Testing the antibacterial properties of hydrophobic surfaces on the ISS
A 'do not touch' directive applies to both a Matisse painting and this Matiss experiment on board the International Space Station.
Designed to test the antibacterial properties of hydrophobic (or water-repelling) surfaces on the Station, the sample holders of the upgraded Matiss-2.5 experiment have done their work for roughly a year on board and are now back on Earth for analysis.
Bacteria are a big problem in space as they tend to build up in the constantly-recycled atmosphere of the Space Station. For the six astronauts living in humanity's habitat in space, keeping the Station clean is an important part of their life to avoid bacteria and fungus. Every Saturday is cleaning day, when the whole crew wipe surfaces, vacuum and collect waste.
Matiss or Microbial Aerosol Tethering on Innovative Surfaces in the international Space Station, driven by French space agency CNES, in collaboration ENS de Lyon and CEA-Leti, and commissioned in 2016 by ESA astronaut Thomas Pesquet, examines the performance of five advanced materials in preventing illness-causing microorganisms from settling and growing in microgravity.
The experiment consists of plaques each containing the five materials to be tested plus a glass control surface. The units are open on the sides to let air flow naturally through and collect any bacteria floating past.
The first set of the Matiss experiment, known as Matiss-1, provided some baseline data points for researchers. Four sample holders were set up in three different locations within the European Columbus laboratory, where they remained for six months.
Once these samples were returned to Earth, researchers characterized the deposits formed on each surface and used the control material to establish a reference for the level and type of contamination expected over half a year.
A continuation of the experiment, known as Matiss-2, saw four identical sample holders containing three different types of material installed in a single location in Columbus. This study aimed to better understand how contamination spreads over time across the hydrophobic and control surfaces. The upgraded Matiss-2.5 aimed to study how contamination spreads, this time spatially, across the hydrophobic surfaces using patterned samples.

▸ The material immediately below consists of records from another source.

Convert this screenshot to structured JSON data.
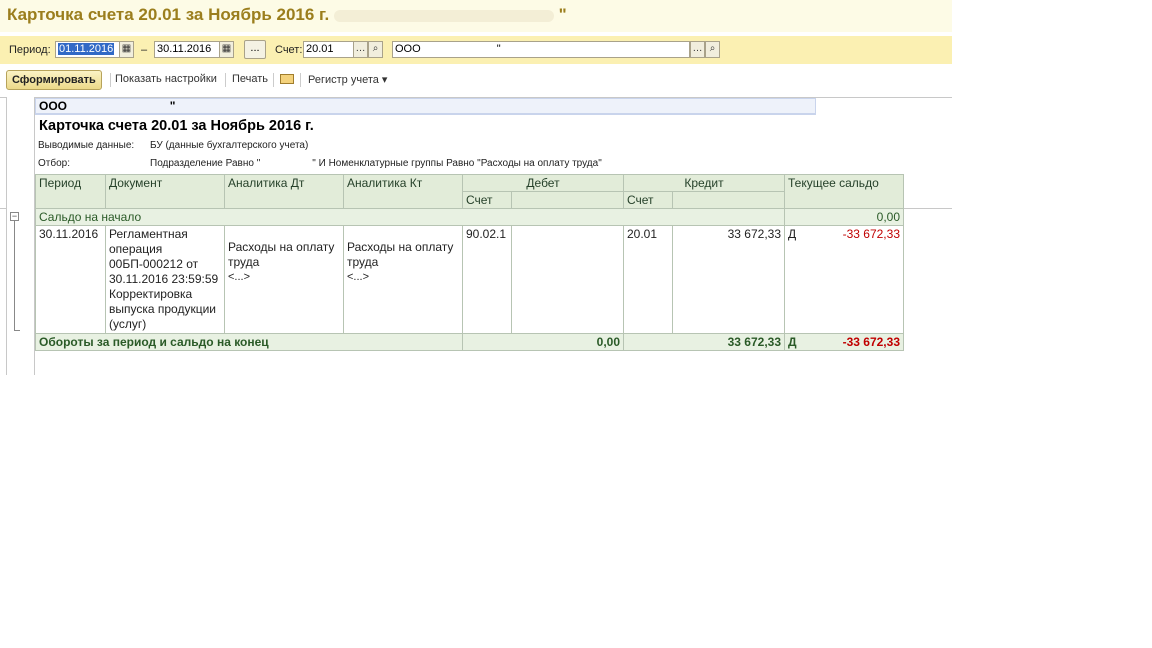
{
  "title": {
    "text": "Карточка счета 20.01 за Ноябрь 2016 г.",
    "suffix": "\""
  },
  "filter": {
    "period_label": "Период:",
    "date_from": "01.11.2016",
    "dash": "–",
    "date_to": "30.11.2016",
    "dots": "...",
    "account_label": "Счет:",
    "account_value": "20.01",
    "org_value": "ООО",
    "org_suffix": "\""
  },
  "toolbar": {
    "generate": "Сформировать",
    "settings": "Показать настройки",
    "print": "Печать",
    "register": "Регистр учета ▾"
  },
  "report": {
    "org_line": "ООО",
    "org_line_suffix": "\"",
    "title": "Карточка счета 20.01 за Ноябрь 2016 г.",
    "output_label": "Выводимые данные:",
    "output_value": "БУ (данные бухгалтерского учета)",
    "filter_label": "Отбор:",
    "filter_value_1": "Подразделение Равно \"",
    "filter_value_2": "\" И Номенклатурные группы Равно \"Расходы на оплату труда\""
  },
  "table": {
    "headers": {
      "period": "Период",
      "document": "Документ",
      "analytics_dt": "Аналитика Дт",
      "analytics_kt": "Аналитика Кт",
      "debit": "Дебет",
      "credit": "Кредит",
      "balance": "Текущее сальдо",
      "account": "Счет"
    },
    "opening": {
      "label": "Сальдо на начало",
      "value": "0,00"
    },
    "row": {
      "date": "30.11.2016",
      "document": "Регламентная операция 00БП-000212 от 30.11.2016 23:59:59 Корректировка выпуска продукции (услуг)",
      "analytics_dt_1": "Расходы на оплату труда",
      "analytics_dt_2": "<...>",
      "analytics_kt_1": "Расходы на оплату труда",
      "analytics_kt_2": "<...>",
      "debit_account": "90.02.1",
      "credit_account": "20.01",
      "credit_amount": "33 672,33",
      "balance_side": "Д",
      "balance_amount": "-33 672,33"
    },
    "totals": {
      "label": "Обороты за период и сальдо на конец",
      "debit": "0,00",
      "credit": "33 672,33",
      "side": "Д",
      "balance": "-33 672,33"
    }
  },
  "colors": {
    "title": "#9b7e1d",
    "filter_bar": "#fbf0b2",
    "group_row": "#e8f1e2",
    "negative": "#c00000"
  }
}
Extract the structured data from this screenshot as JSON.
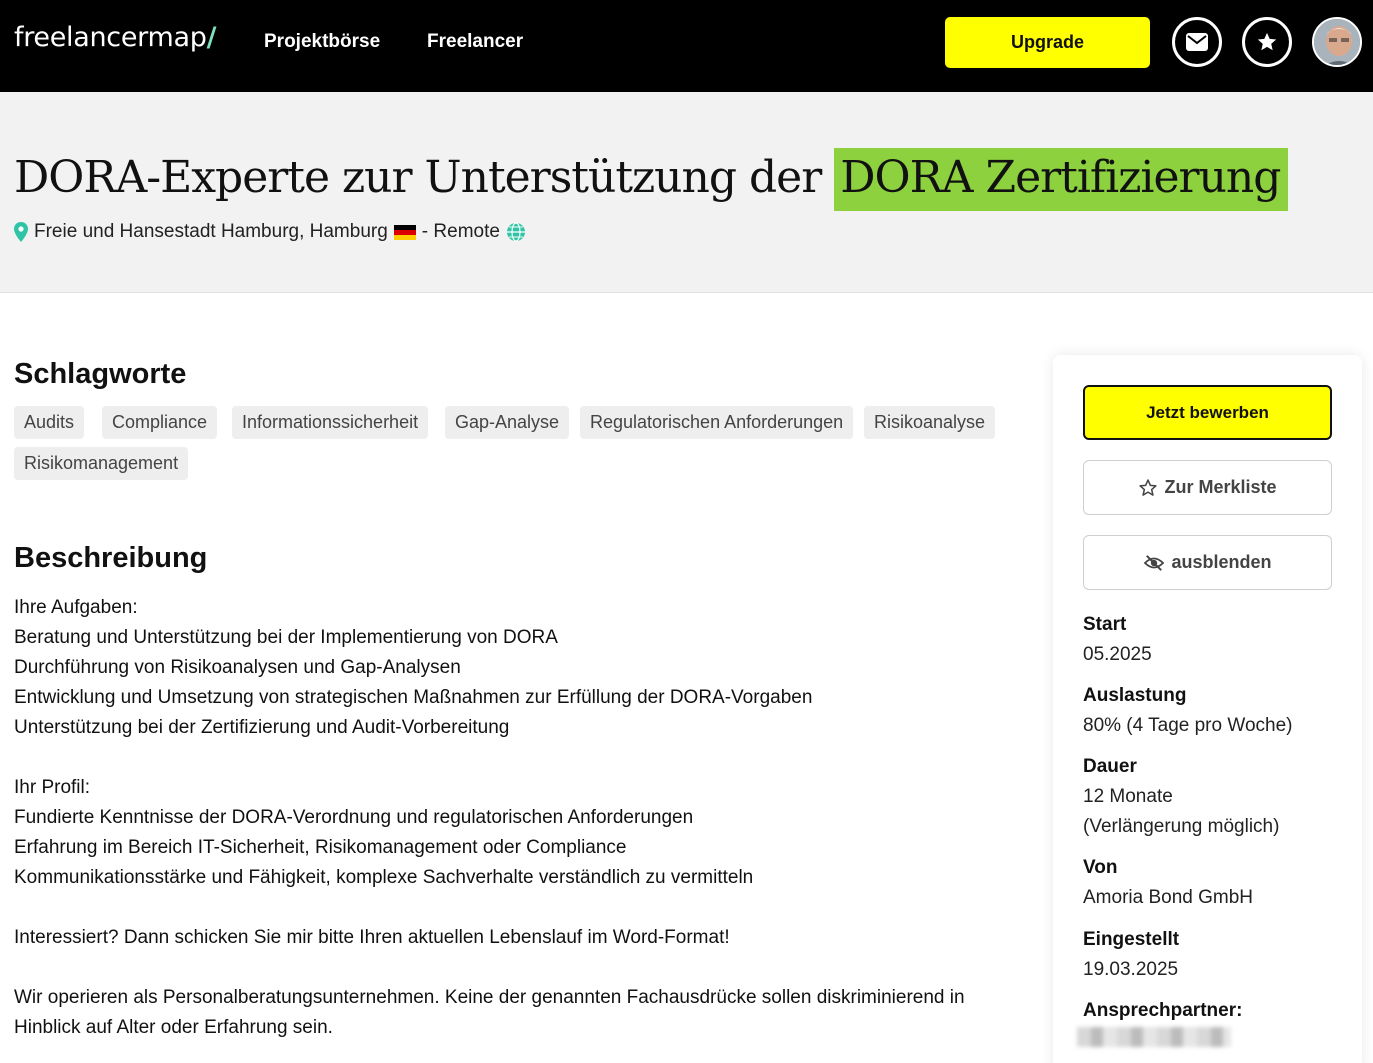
{
  "nav": {
    "logo": "freelancermap",
    "logo_slash": "/",
    "projektboerse": "Projektbörse",
    "freelancer": "Freelancer",
    "upgrade": "Upgrade",
    "icons": [
      "envelope-icon",
      "star-icon"
    ],
    "accent": "#ffff00"
  },
  "project": {
    "title_main": "DORA-Experte zur Unterstützung der",
    "title_highlight": "DORA Zertifizierung",
    "highlight_color": "#8dd13f",
    "location": "Freie und Hansestadt Hamburg, Hamburg",
    "remote": "- Remote"
  },
  "keywords": {
    "heading": "Schlagworte",
    "tags": [
      "Audits",
      "Compliance",
      "Informationssicherheit",
      "Gap-Analyse",
      "Regulatorischen Anforderungen",
      "Risikoanalyse",
      "Risikomanagement"
    ]
  },
  "description": {
    "heading": "Beschreibung",
    "lines": [
      "Ihre Aufgaben:",
      "Beratung und Unterstützung bei der Implementierung von DORA",
      "Durchführung von Risikoanalysen und Gap-Analysen",
      "Entwicklung und Umsetzung von strategischen Maßnahmen zur Erfüllung der DORA-Vorgaben",
      "Unterstützung bei der Zertifizierung und Audit-Vorbereitung",
      "",
      "Ihr Profil:",
      "Fundierte Kenntnisse der DORA-Verordnung und regulatorischen Anforderungen",
      "Erfahrung im Bereich IT-Sicherheit, Risikomanagement oder Compliance",
      "Kommunikationsstärke und Fähigkeit, komplexe Sachverhalte verständlich zu vermitteln",
      "",
      "Interessiert? Dann schicken Sie mir bitte Ihren aktuellen Lebenslauf im Word-Format!",
      "",
      "Wir operieren als Personalberatungsunternehmen. Keine der genannten Fachausdrücke sollen diskriminierend in Hinblick auf Alter oder Erfahrung sein."
    ]
  },
  "sidebar": {
    "apply": "Jetzt bewerben",
    "watchlist": "Zur Merkliste",
    "hide": "ausblenden",
    "start_label": "Start",
    "start_value": "05.2025",
    "load_label": "Auslastung",
    "load_value": "80% (4 Tage pro Woche)",
    "duration_label": "Dauer",
    "duration_value": "12 Monate",
    "duration_note": "(Verlängerung möglich)",
    "from_label": "Von",
    "from_value": "Amoria Bond GmbH",
    "posted_label": "Eingestellt",
    "posted_value": "19.03.2025",
    "contact_label": "Ansprechpartner:"
  }
}
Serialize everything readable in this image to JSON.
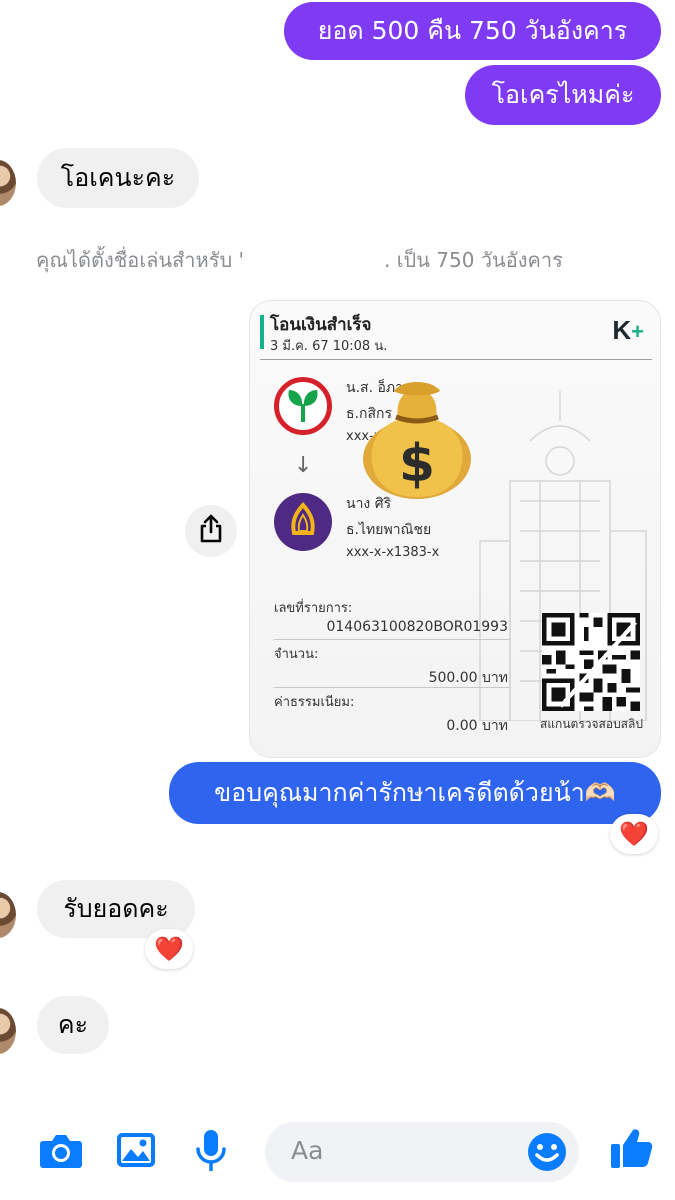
{
  "messages": {
    "out1": "ยอด 500 คืน 750 วันอังคาร",
    "out2": "โอเครไหมค่ะ",
    "in1": "โอเคนะคะ",
    "system_prefix": "คุณได้ตั้งชื่อเล่นสำหรับ ",
    "system_mark": "'",
    "system_suffix": ". เป็น 750 วันอังคาร",
    "out_thanks": "ขอบคุณมากค่ารักษาเครดีตด้วยน้า🫶🏻",
    "in2": "รับยอดคะ",
    "in3": "คะ"
  },
  "reactions": {
    "thanks": "❤️",
    "in2": "❤️"
  },
  "slip": {
    "title": "โอนเงินสำเร็จ",
    "datetime": "3 มี.ค. 67  10:08 น.",
    "brand_k": "K",
    "brand_plus": "+",
    "sender_name": "น.ส. อ็ภาษ",
    "sender_bank": "ธ.กสิกร",
    "sender_acc": "xxx-x",
    "receiver_name": "นาง                    ศิริ",
    "receiver_bank": "ธ.ไทยพาณิชย",
    "receiver_acc": "xxx-x-x1383-x",
    "ref_label": "เลขที่รายการ:",
    "ref_value": "014063100820BOR01993",
    "amount_label": "จำนวน:",
    "amount_value": "500.00 บาท",
    "fee_label": "ค่าธรรมเนียม:",
    "fee_value": "0.00 บาท",
    "qr_caption": "สแกนตรวจสอบสลิป"
  },
  "composer": {
    "placeholder": "Aa"
  },
  "icons": {
    "camera": "camera-icon",
    "gallery": "image-icon",
    "mic": "microphone-icon",
    "emoji": "emoji-icon",
    "like": "thumbs-up-icon",
    "share": "share-icon"
  },
  "colors": {
    "accent": "#0a7cff",
    "purple_bubble": "#7f3bf3",
    "blue_bubble": "#2f64ee",
    "incoming_bubble": "#f0f0f0",
    "kbank_green": "#17b28a"
  }
}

The materials are a diverse mix of advanced technology—from self-assembly monolayers and green polymers to ceramic polymers and water-repellent hybrid silica. The smart materials should stop bacteria from sticking and growing over large areas, and effectively making them easier to clean and more hygienic—but which one works best?
Understanding the effectiveness and potential use of these materials will be essential to the design of future spacecraft, especially those carrying humans father out in space.
The findings could also lead to the development and greater use of antimicrobial surfaces on elevator buttons and door handles, in bars, on public transport and in other high-traffic areas.